1685 folgte als Besitzer des ganzen Dorfes Franz Albert von Sommerfeld, der es 1691 seinem Sohn gleichen Namens hinterließ. 1741 besaßen es dessen Erben, 1755 Johann Gottlieb von Sommerfeld und Falkenhain, schließlich seit 1783 Karl Sylvius von Gellhorn und Petersdorf.[2]
Nach dem Ersten Schlesischen Krieg fiel Grunau mit dem größten Teil Schlesiens an Preußen. Die alten Verwaltungsstrukturen wurden aufgelöst und Grunau in den Kreis Schweidnitz eingegliedert. 1770 wurde in Grunau eine evangelische Schule gegründet, in der zeitweise ein Lehrer 58 Kinder unterrichtete.[3] 1785 bestand das Dorf aus einem Vorwerk, einer Schule, 17 Gärtnern, acht Häuslern, zwei Wassermühlen und 190 Einwohnern.
Grunau war evangelisch zur Friedenskirche Schweidnitz gepfarrt.

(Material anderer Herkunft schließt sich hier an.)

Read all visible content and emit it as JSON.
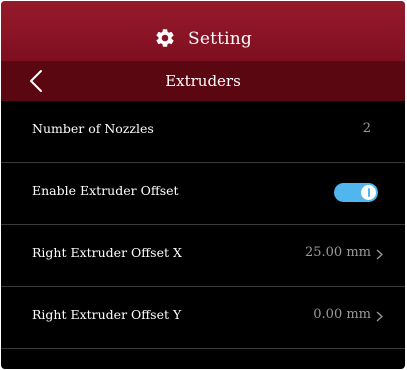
{
  "header": {
    "title": "Setting",
    "icon": "gear-icon"
  },
  "subheader": {
    "title": "Extruders",
    "back_icon": "chevron-left-icon"
  },
  "settings": [
    {
      "label": "Number of Nozzles",
      "value": "2"
    },
    {
      "label": "Enable Extruder Offset",
      "toggle_on": true
    },
    {
      "label": "Right Extruder Offset X",
      "value": "25.00 mm"
    },
    {
      "label": "Right Extruder Offset Y",
      "value": "0.00 mm"
    }
  ],
  "colors": {
    "header_bg": "#8a1426",
    "subheader_bg": "#5a0712",
    "toggle_on": "#4fb6ee",
    "value_text": "#9a9a9a"
  }
}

Ober Grunau war katholisch zur Stadtpfarrkirche in Schweidnitz[4] und Nieder Grunau zur Pfarrkirche in Weizenrodau gepfarrt.[5] Grunau gehörte zum Standesamt Jakobsdorf. 1927 erfolgte der Zusammenschluss der Landgemeinden Grunau und Jakobsdorf zur neuen Landgemeinde Grunau-Jakobsdorf.[6]
Als Folge des Zweiten Weltkriegs fiel Grunau mit dem größten Teil Schlesiens 1945 an Polen. Nachfolgend wurde es durch die polnische Administration in Jagodnik umbenannt. Die deutschen Einwohner wurden, soweit sie nicht schon vorher geflohen waren, weitgehend vertrieben. Die neu angesiedelten Bewohner stammten teilweise aus Ostpolen, das an die Sowjetunion gefallen war.